Hay muchos tipos de día de la marmota. El peor, sin duda, es el que se sucede en el corredor de la muerte allá donde algunos sitúan el culmen de la civilización. Durante quince años, el español Pablo Ibar se ha levantado y acostado con el fin en los talones, que muy pronto, tras una sentencia favorable del Supremo del propio Estados Unidos, le servirán para caminar hacia la vida.
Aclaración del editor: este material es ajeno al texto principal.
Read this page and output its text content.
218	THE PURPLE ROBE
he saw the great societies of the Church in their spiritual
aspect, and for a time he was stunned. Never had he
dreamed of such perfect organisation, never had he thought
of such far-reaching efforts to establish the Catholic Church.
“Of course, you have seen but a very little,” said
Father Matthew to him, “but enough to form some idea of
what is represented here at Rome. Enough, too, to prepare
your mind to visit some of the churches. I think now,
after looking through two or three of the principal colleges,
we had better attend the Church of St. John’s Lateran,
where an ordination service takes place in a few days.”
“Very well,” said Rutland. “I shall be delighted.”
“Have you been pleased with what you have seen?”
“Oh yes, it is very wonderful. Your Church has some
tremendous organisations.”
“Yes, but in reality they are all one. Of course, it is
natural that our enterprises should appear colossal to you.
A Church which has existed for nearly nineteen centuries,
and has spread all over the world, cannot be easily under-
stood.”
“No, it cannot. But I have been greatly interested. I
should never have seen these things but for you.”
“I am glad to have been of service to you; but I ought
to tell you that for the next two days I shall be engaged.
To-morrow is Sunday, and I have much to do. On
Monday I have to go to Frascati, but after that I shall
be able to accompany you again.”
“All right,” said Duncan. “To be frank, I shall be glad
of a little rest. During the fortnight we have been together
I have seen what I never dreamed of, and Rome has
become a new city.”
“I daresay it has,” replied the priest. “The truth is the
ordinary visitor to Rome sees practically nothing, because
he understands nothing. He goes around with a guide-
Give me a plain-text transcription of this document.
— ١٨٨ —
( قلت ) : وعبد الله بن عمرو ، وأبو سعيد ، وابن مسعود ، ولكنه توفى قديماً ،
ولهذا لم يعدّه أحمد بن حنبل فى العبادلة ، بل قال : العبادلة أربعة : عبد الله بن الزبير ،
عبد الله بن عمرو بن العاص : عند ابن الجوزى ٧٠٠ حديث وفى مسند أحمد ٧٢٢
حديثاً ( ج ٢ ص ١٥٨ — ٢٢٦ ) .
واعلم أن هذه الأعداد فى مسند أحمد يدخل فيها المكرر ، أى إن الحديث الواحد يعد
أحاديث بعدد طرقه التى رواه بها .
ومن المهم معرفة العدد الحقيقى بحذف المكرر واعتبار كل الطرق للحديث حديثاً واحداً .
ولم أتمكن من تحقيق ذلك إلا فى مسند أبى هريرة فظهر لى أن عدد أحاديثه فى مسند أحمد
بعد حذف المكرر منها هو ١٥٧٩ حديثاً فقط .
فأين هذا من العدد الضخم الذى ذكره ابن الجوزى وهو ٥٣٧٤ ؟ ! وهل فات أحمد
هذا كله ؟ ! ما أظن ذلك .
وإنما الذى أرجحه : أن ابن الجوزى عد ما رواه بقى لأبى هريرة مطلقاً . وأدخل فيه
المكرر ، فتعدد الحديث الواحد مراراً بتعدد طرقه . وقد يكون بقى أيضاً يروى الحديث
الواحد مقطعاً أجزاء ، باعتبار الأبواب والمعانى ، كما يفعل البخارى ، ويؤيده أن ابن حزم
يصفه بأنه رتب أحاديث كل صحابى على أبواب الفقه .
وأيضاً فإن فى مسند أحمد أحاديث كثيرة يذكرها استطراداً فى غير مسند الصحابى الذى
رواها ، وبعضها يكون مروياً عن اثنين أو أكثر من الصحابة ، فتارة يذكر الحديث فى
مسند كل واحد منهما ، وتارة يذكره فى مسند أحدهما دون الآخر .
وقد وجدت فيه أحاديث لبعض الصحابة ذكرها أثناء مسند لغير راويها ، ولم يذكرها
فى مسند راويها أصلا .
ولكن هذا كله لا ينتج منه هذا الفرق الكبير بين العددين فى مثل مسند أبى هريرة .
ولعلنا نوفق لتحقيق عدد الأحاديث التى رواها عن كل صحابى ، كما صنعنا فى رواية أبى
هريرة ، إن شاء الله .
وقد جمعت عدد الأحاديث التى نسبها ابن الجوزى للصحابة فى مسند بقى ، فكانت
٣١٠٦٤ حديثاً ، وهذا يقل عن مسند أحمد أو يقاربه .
No menos monótono y átono es el hilillo de esperanza que, antes de la salida del sol, lleva a miles de parados a las plazas mayores de los pueblos en busca de que el dedo del capataz te señale, si eres joven y obediente, a la camioneta que te lleva al campo cosecha tras cosecha. Un jornal que aún millones de españoles buscan incansables, cada hora, por debajo de las paredes; antes de, como roedores, rebuscar entre los contenedores. La otra parte, la que aún conserva un trabajo, tiene en el repetitivo despertador el primer síntoma del que será su jornada en estos tiempos modernos, que tan brillantemente dibujó Chaplin. Tras fichar, no hay posibilidad de salir de la cadena de producción: o aprietas o te aprietan las tuercas en un infernal movimiento del que ya nunca podrás escapar.

Hay lugares, por otra parte, que invitan a la duermevela, al sopor de la inanición mientras esperan la lluvia o grandes proyectos que, a modo de zanahoria, los mantiene, décadas y décadas, paralizados. Portada tras portada donde sólo cambia la fecha: agua, AVE, aeropuerto, corrupción, listas de espera€ Hay otros que deberían dirigir el cotarro que se agazapan en su madriguera o que, directamente, permanecen dormidos profundamente confiando en la capacidad regenerativa del sueño o en que otros les saque del atolladero. La vida es sueño, bostezan frente a los que toman el título de Calderón para exclamar que hoy puede ser un gran día, que el bicho este año ha visto cercana la primavera, qué se acabó el invierno. Duro con él.